The EU’s Digital Omnibus: what it is and why it matters for AI
On 19 November 2025, the European Commission unveiled the “Digital Omnibus” – a
twin package of proposals to recalibrate Europe’s flagship digital laws. One proposal
focuses on data and cyber legislation (including the GDPR, ePrivacy Directive, Data
Act, Data Governance Act and NIS2), the other on targeted amendments to the EU AI
Act. Together, they aim to simplify overlapping rules, cut compliance costs and respond
to concerns that the EU’s regulatory framework is slowing down innovation and
competitiveness.
The political motivation is clear. After a decade of intense law-making, businesses
complain of overlapping obligations, multiple reporting channels and legal uncertainty,
while policymakers worry about Europe falling behind in data-driven innovation and AI.

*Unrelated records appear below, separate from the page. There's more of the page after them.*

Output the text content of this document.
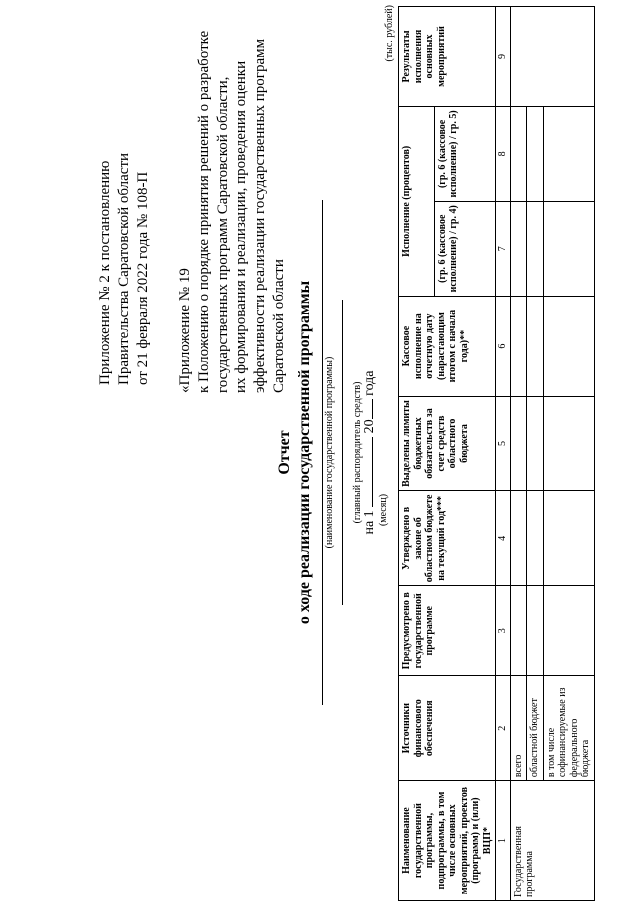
Приложение № 2 к постановлению Правительства Саратовской области от 21 февраля 2022 года № 108-П «Приложение № 19 к Положению о порядке принятия решений о разработке государственных программ Саратовской области, их формирования и реализации, проведения оценки эффективности реализации государственных программ Саратовской области
Отчет о ходе реализации государственной программы (наименование государственной программы) (главный распорядитель средств) на 1  20 года
(месяц)
(тыс. рублей)
Наименование государственной программы, подпрограммы, в том числе основных мероприятий, проектов (программ) и (или) ВЦП*	Источники финансового обеспечения	Предусмотрено в государственной программе	Утверждено в законе об областном бюджете на текущий год***	Выделены лимиты бюджетных обязательств за счет средств областного бюджета	Кассовое исполнение на отчетную дату (нарастающим итогом с начала года)**	Исполнение (процентов)		Результаты исполнения основных мероприятий
						(гр. 6 (кассовое исполнение) / гр. 4)	(гр. 6 (кассовое исполнение) / гр. 5)	
1	2	3	4	5	6	7	8	9
Государственная программа	всего							
	областной бюджет							
	в том числе софинансируемые из федерального бюджета							
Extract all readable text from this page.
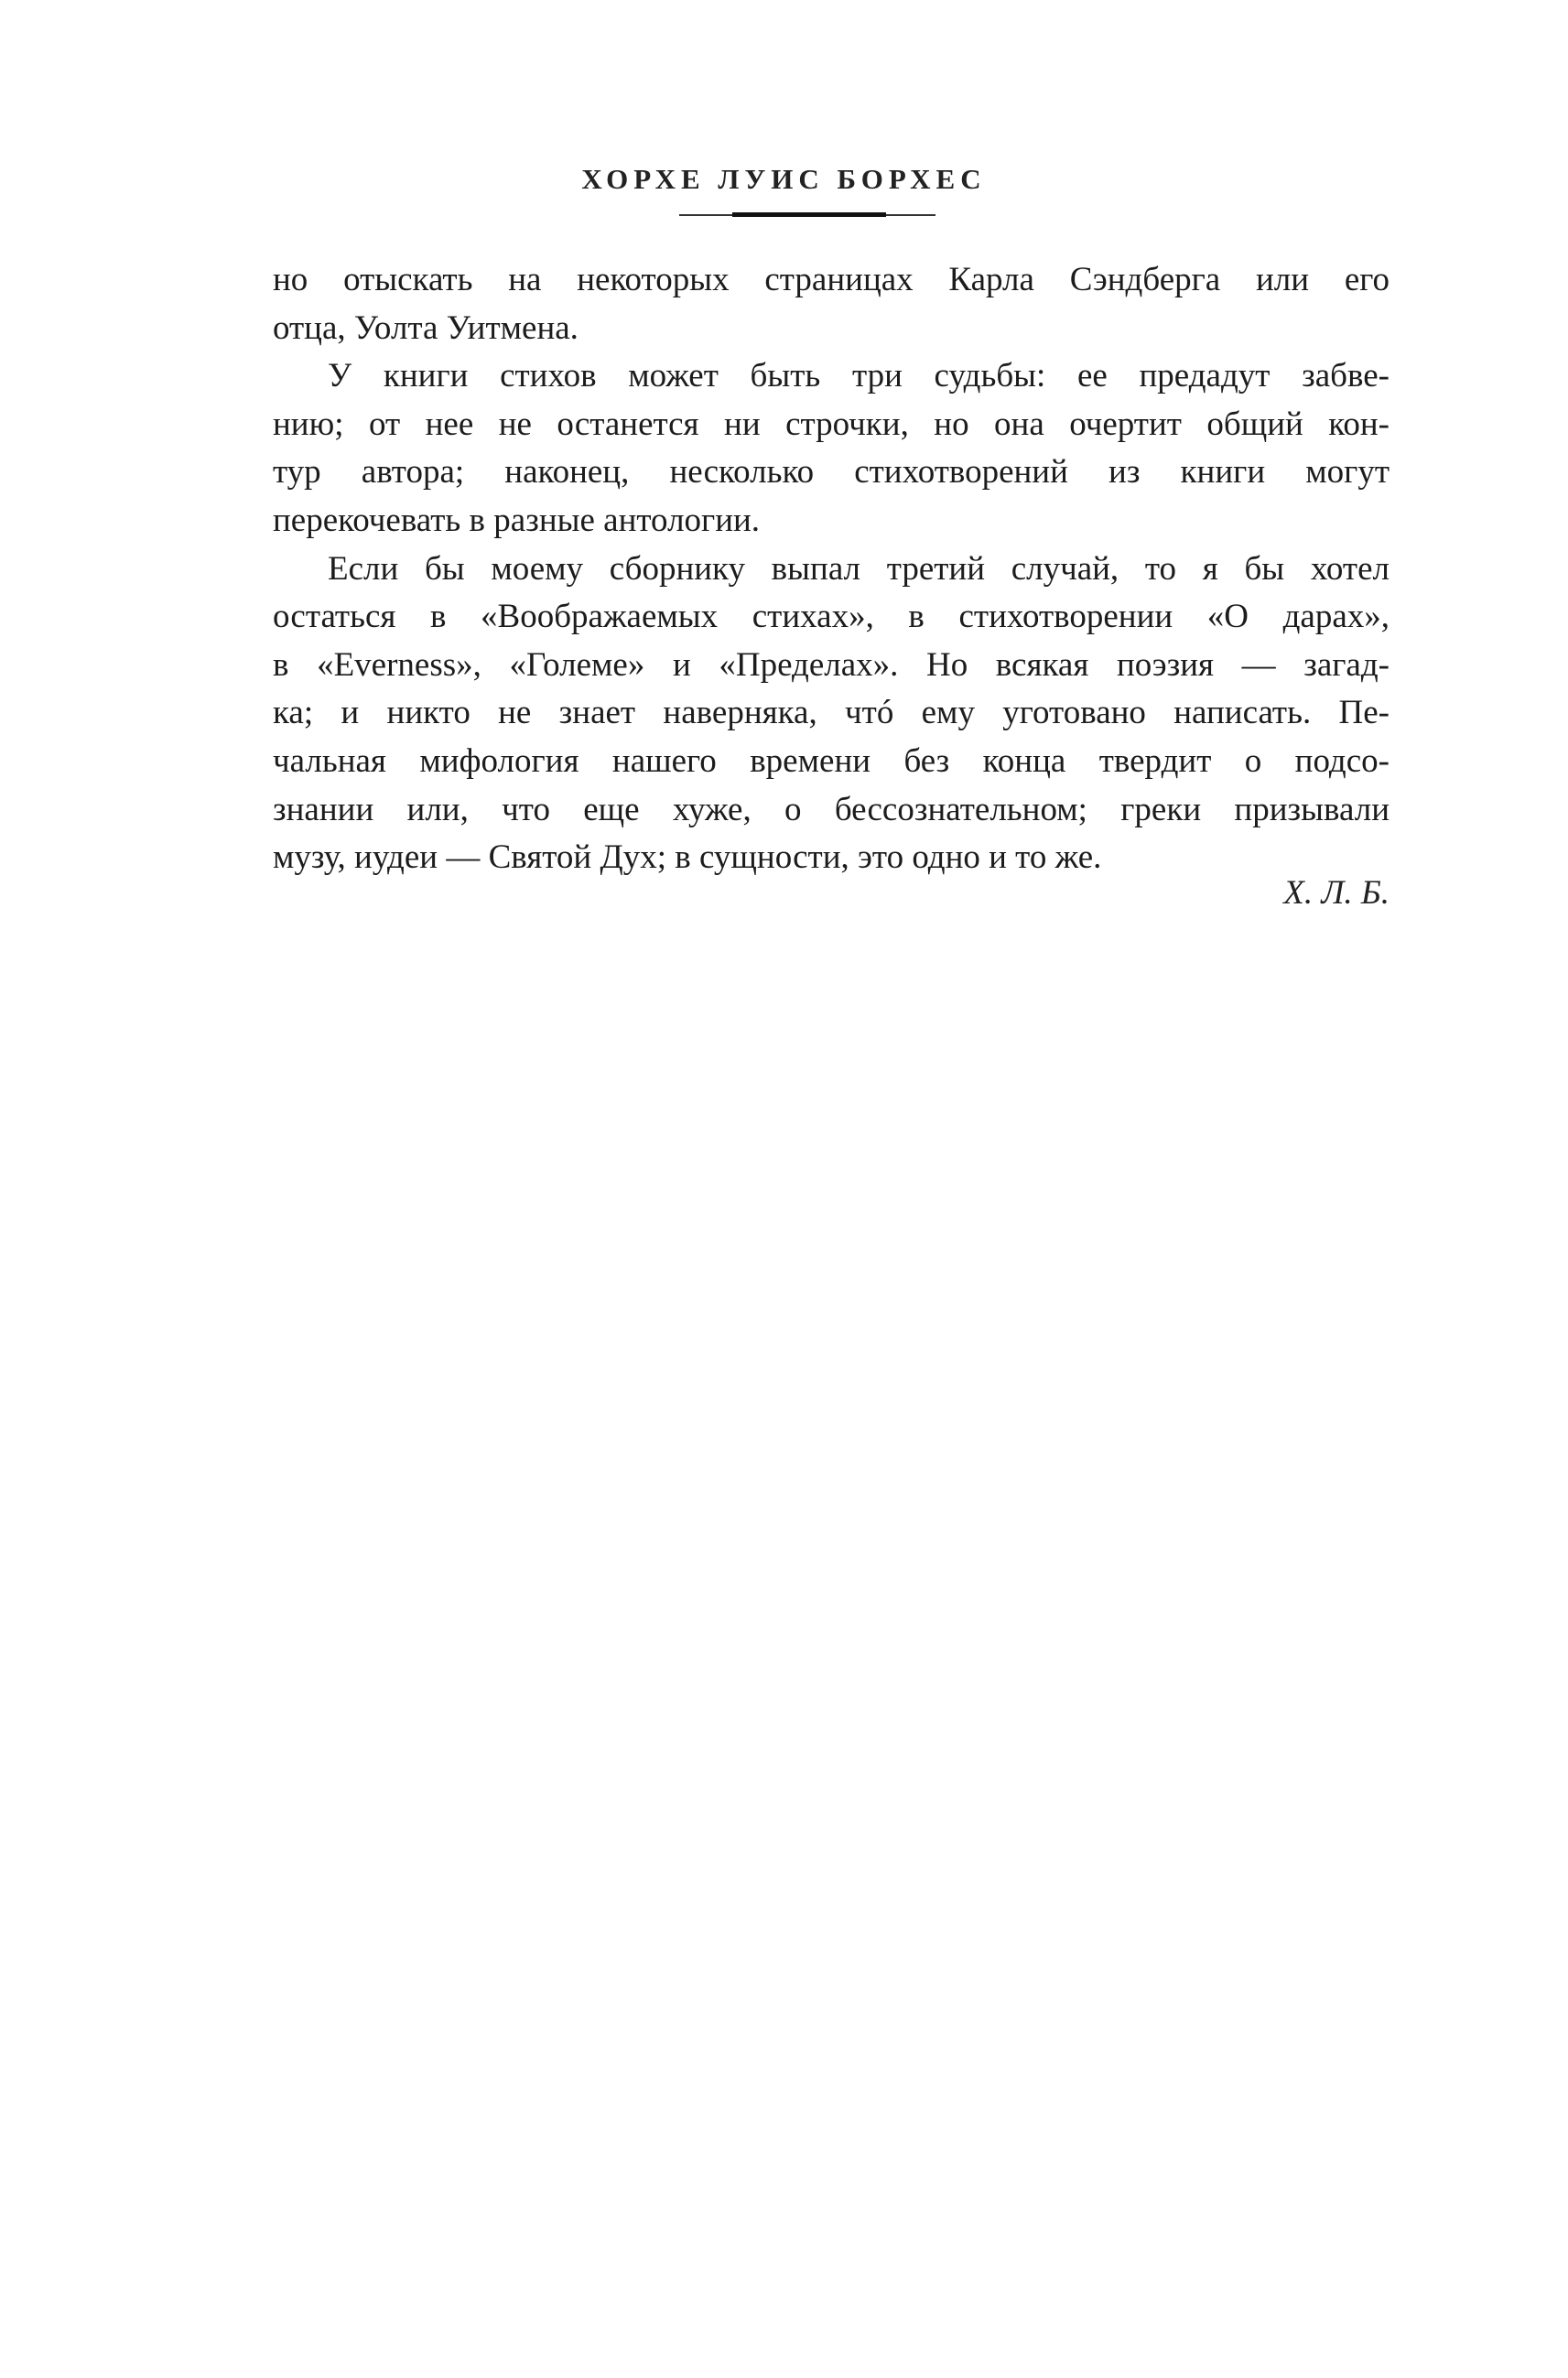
ХОРХЕ ЛУИС БОРХЕС
но отыскать на некоторых страницах Карла Сэндберга или его
отца, Уолта Уитмена.
У книги стихов может быть три судьбы: ее предадут забве-
нию; от нее не останется ни строчки, но она очертит общий кон-
тур автора; наконец, несколько стихотворений из книги могут
перекочевать в разные антологии.
Если бы моему сборнику выпал третий случай, то я бы хотел
остаться в «Воображаемых стихах», в стихотворении «О дарах»,
в «Everness», «Големе» и «Пределах». Но всякая поэзия — загад-
ка; и никто не знает наверняка, чтó ему уготовано написать. Пе-
чальная мифология нашего времени без конца твердит о подсо-
знании или, что еще хуже, о бессознательном; греки призывали
музу, иудеи — Святой Дух; в сущности, это одно и то же.
Х. Л. Б.
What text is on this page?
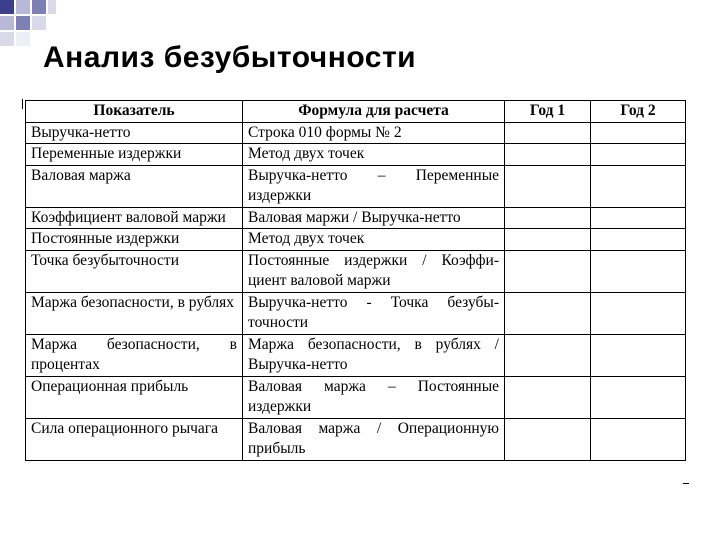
Анализ безубыточности
Показатель	Формула для расчета	Год 1	Год 2
Выручка-нетто	Строка 010 формы № 2		
Переменные издержки	Метод двух точек		
Валовая маржа	Выручка-нетто – Переменные издержки		
Коэффициент валовой маржи	Валовая маржи / Выручка-нетто		
Постоянные издержки	Метод двух точек		
Точка безубыточности	Постоянные издержки / Коэффициент валовой маржи		
Маржа безопасности, в рублях	Выручка-нетто - Точка безубыточности		
Маржа безопасности, в процентах	Маржа безопасности, в рублях / Выручка-нетто		
Операционная прибыль	Валовая маржа – Постоянные издержки		
Сила операционного рычага	Валовая маржа / Операционную прибыль		
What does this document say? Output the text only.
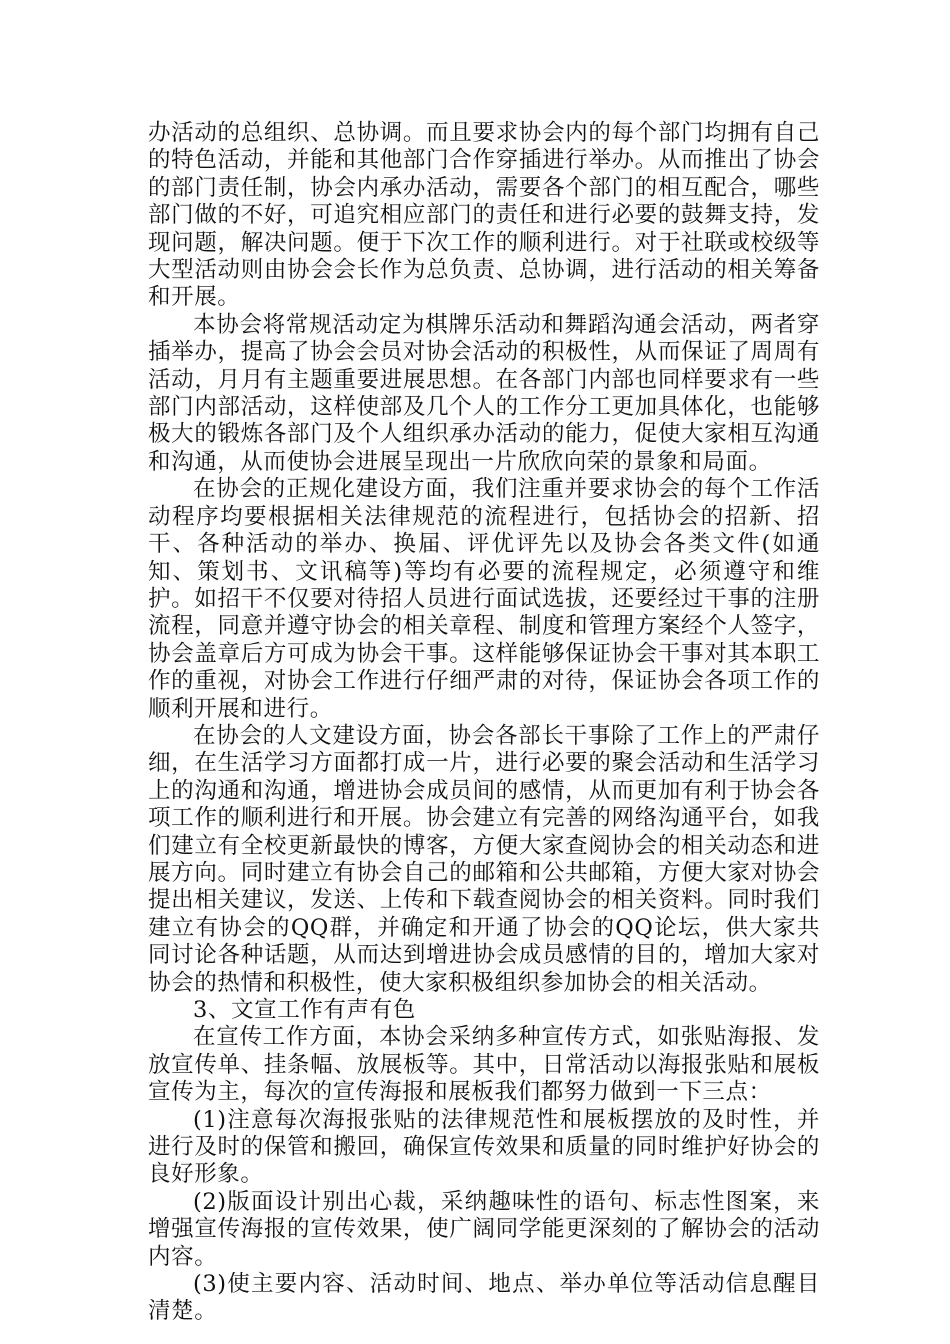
办活动的总组织、总协调。而且要求协会内的每个部门均拥有自己的特色活动，并能和其他部门合作穿插进行举办。从而推出了协会的部门责任制，协会内承办活动，需要各个部门的相互配合，哪些部门做的不好，可追究相应部门的责任和进行必要的鼓舞支持，发现问题，解决问题。便于下次工作的顺利进行。对于社联或校级等大型活动则由协会会长作为总负责、总协调，进行活动的相关筹备和开展。

本协会将常规活动定为棋牌乐活动和舞蹈沟通会活动，两者穿插举办，提高了协会会员对协会活动的积极性，从而保证了周周有活动，月月有主题重要进展思想。在各部门内部也同样要求有一些部门内部活动，这样使部及几个人的工作分工更加具体化，也能够极大的锻炼各部门及个人组织承办活动的能力，促使大家相互沟通和沟通，从而使协会进展呈现出一片欣欣向荣的景象和局面。

在协会的正规化建设方面，我们注重并要求协会的每个工作活动程序均要根据相关法律规范的流程进行，包括协会的招新、招干、各种活动的举办、换届、评优评先以及协会各类文件(如通知、策划书、文讯稿等)等均有必要的流程规定，必须遵守和维护。如招干不仅要对待招人员进行面试选拔，还要经过干事的注册流程，同意并遵守协会的相关章程、制度和管理方案经个人签字，协会盖章后方可成为协会干事。这样能够保证协会干事对其本职工作的重视，对协会工作进行仔细严肃的对待，保证协会各项工作的顺利开展和进行。

在协会的人文建设方面，协会各部长干事除了工作上的严肃仔细，在生活学习方面都打成一片，进行必要的聚会活动和生活学习上的沟通和沟通，增进协会成员间的感情，从而更加有利于协会各项工作的顺利进行和开展。协会建立有完善的网络沟通平台，如我们建立有全校更新最快的博客，方便大家查阅协会的相关动态和进展方向。同时建立有协会自己的邮箱和公共邮箱，方便大家对协会提出相关建议，发送、上传和下载查阅协会的相关资料。同时我们建立有协会的QQ群，并确定和开通了协会的QQ论坛，供大家共同讨论各种话题，从而达到增进协会成员感情的目的，增加大家对协会的热情和积极性，使大家积极组织参加协会的相关活动。

3、文宣工作有声有色

在宣传工作方面，本协会采纳多种宣传方式，如张贴海报、发放宣传单、挂条幅、放展板等。其中，日常活动以海报张贴和展板宣传为主，每次的宣传海报和展板我们都努力做到一下三点：

(1)注意每次海报张贴的法律规范性和展板摆放的及时性，并进行及时的保管和搬回，确保宣传效果和质量的同时维护好协会的良好形象。

(2)版面设计别出心裁，采纳趣味性的语句、标志性图案，来增强宣传海报的宣传效果，使广阔同学能更深刻的了解协会的活动内容。

(3)使主要内容、活动时间、地点、举办单位等活动信息醒目清楚。
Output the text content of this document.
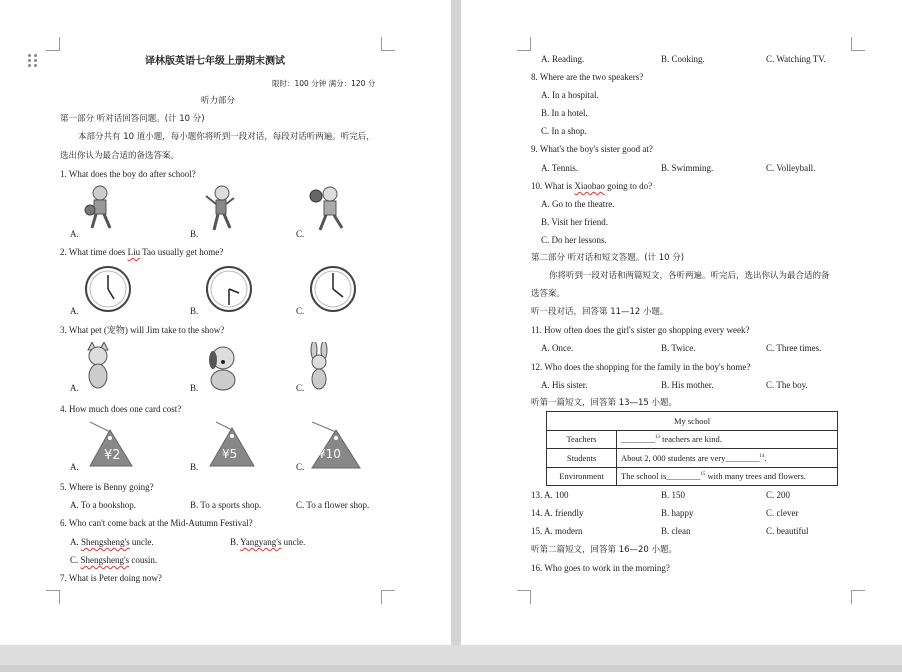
译林版英语七年级上册期末测试
限时：100 分钟 满分：120 分
听力部分
第一部分 听对话回答问题。(计 10 分)
本部分共有 10 道小题，每小题你将听到一段对话，每段对话听两遍。听完后，
选出你认为最合适的备选答案。
1. What does the boy do after school?
A.	B.	C.
2. What time does Liu Tao usually get home?
A.	B.	C.
3. What pet (宠物) will Jim take to the show?
A.	B.	C.
4. How much does one card cost?
A.	B.	C.
¥2	¥5	¥10
5. Where is Benny going?
A. To a bookshop.	B. To a sports shop.	C. To a flower shop.
6. Who can't come back at the Mid-Autumn Festival?
A. Shengsheng's uncle.	B. Yangyang's uncle.
C. Shengsheng's cousin.
7. What is Peter doing now?
A. Reading.	B. Cooking.	C. Watching TV.
8. Where are the two speakers?
A. In a hospital.
B. In a hotel.
C. In a shop.
9. What's the boy's sister good at?
A. Tennis.	B. Swimming.	C. Volleyball.
10. What is Xiaobao going to do?
A. Go to the theatre.
B. Visit her friend.
C. Do her lessons.
第二部分 听对话和短文答题。(计 10 分)
你将听到一段对话和两篇短文，各听两遍。听完后，选出你认为最合适的备
选答案。
听一段对话，回答第 11—12 小题。
11. How often does the girl's sister go shopping every week?
A. Once.	B. Twice.	C. Three times.
12. Who does the shopping for the family in the boy's home?
A. His sister.	B. His mother.	C. The boy.
听第一篇短文，回答第 13—15 小题。
My school	
Teachers	________$^{13}$ teachers are kind.
Students	About 2, 000 students are very________$^{14}$.
Environment	The school is________$^{15}$ with many trees and flowers.
13. A. 100	B. 150	C. 200
14. A. friendly	B. happy	C. clever
15. A. modern	B. clean	C. beautiful
听第二篇短文，回答第 16—20 小题。
16. Who goes to work in the morning?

Unsurprisingly, the package has split opinion: privacy advocates fear an erosion of
safeguards, while many AI developers and SaaS providers see long-awaited
pragmatism. At the same time, privacy and civil society groups are warning against
“watering down” hard-won protections. The Digital Omnibus lands right in the middle of
that debate.
The most politically sensitive element is the AI Omnibus proposal, which re-opens the
EU AI Act only months after it entered into force. The message from Brussels is clear:
the architecture of the AI Act stays, but the knobs and dials need adjusting.
Key AI Act changes under the Digital Omnibus
1. More time to comply with high-risk rules
First, the timelines for high-risk AI are pushed back. Obligations for high-risk AI
systems, currently due from 2 August 2026, would only start to apply 6–12 months after
the relevant technical standards and “support tools” are in place, and in any event no
later than 2 December 2027 and 2 August 2028 for product-safety based systems. That
gives providers and deployers more realistic room to design governance frameworks
and is intended to avoid companies having to design compliance programmes before
the rulebook’s technical details are even finished.
2. Lighter AI literacy and documentation duties
Second, the much-discussed AI literacy duty is softened. Rather than placing a hard legal obligation on every provider and deployer to run formal AI literacy programmes, the responsibility to promote awareness shifts primarily to the EU institutions and Member States. Organisations are encouraged to build internal capability, and high-risk systems must still be overseen by appropriately trained staff, but the blanket requirement is scaled back. SMEs would also benefit from simplified technicaldocumentation and more proportionate penalties, narrowing the gap between hyperscalers and growth-stage players.
3. Targeted flexibility on data and bias mitigation
The AI Act is tied more closely to the data reforms. The Digital Omnibus clarifies that
personal data can be used to train AI models on the basis of legitimate interests
(subject to safeguards and a right to object where required) and introduces a narrow
exemption for residual special category data in training datasets, provided it is strictly
controlled and not allowed to surface in outputs.
The proposals also introduce extra flexibility for special category data. Limited use of
sensitive data would be allowed for developing and operating AI systems where
removing it would be disproportionate, provided robust technical and organisational
controls are in place. This acknowledges a practical reality: you cannot meaningfully
test for discrimination without, in some form, touching sensitive attributes. Separately,
biometric data used purely for on-device identity verification under the user’s control
would get its own legal basis.
4. Streamlined oversight and registration
The EU AI Office would gain a stronger role in supervising certain systems based on
general-purpose AI models, particularly where the model and system are built by the
same provider. Centralising enforcement for the most complex systems is meant to
avoid 27 different interpretations of the same rules and give cross-border providers a
single point of reference. At the same time, providers who classify certain systems as
low-risk (for example, purely internal, ancillary tools) would no longer have to register
them in the EU AI database, removing what many saw as “paperwork without benefit”.
5. Grace period for watermarking and transparency
Finally, there is a more pragmatic approach to transparency and fairness. Providers
placing AI systems on the market before August 2026 benefit from a six-month grace
period to meet watermarking and content-labelling obligations, pushing the effective
deadline to February 2027. In parallel with the GDPR changes, the AI framework
explicitly recognises the need to process some sensitive data for bias detection and
mitigation, under tight safeguards.
What should organisations take away?
The Digital Omnibus does not rewrite the AI Act, but it does make it more manageable.
High-risk rules are still coming, but oversight of the most powerful systems is more
centralized, and the law will be more explicit about when and how data, including
sensitive data, can be used to build fairer systems. For businesses, this is a window of
opportunity: to map AI use cases against Annex I and III, revisit data and model-training
strategies in light of the proposed legitimate-interest and special-category data
flexibilities, and design phased compliance plans that assume the Omnibus will land in
some form – even if the details shift in trilogue.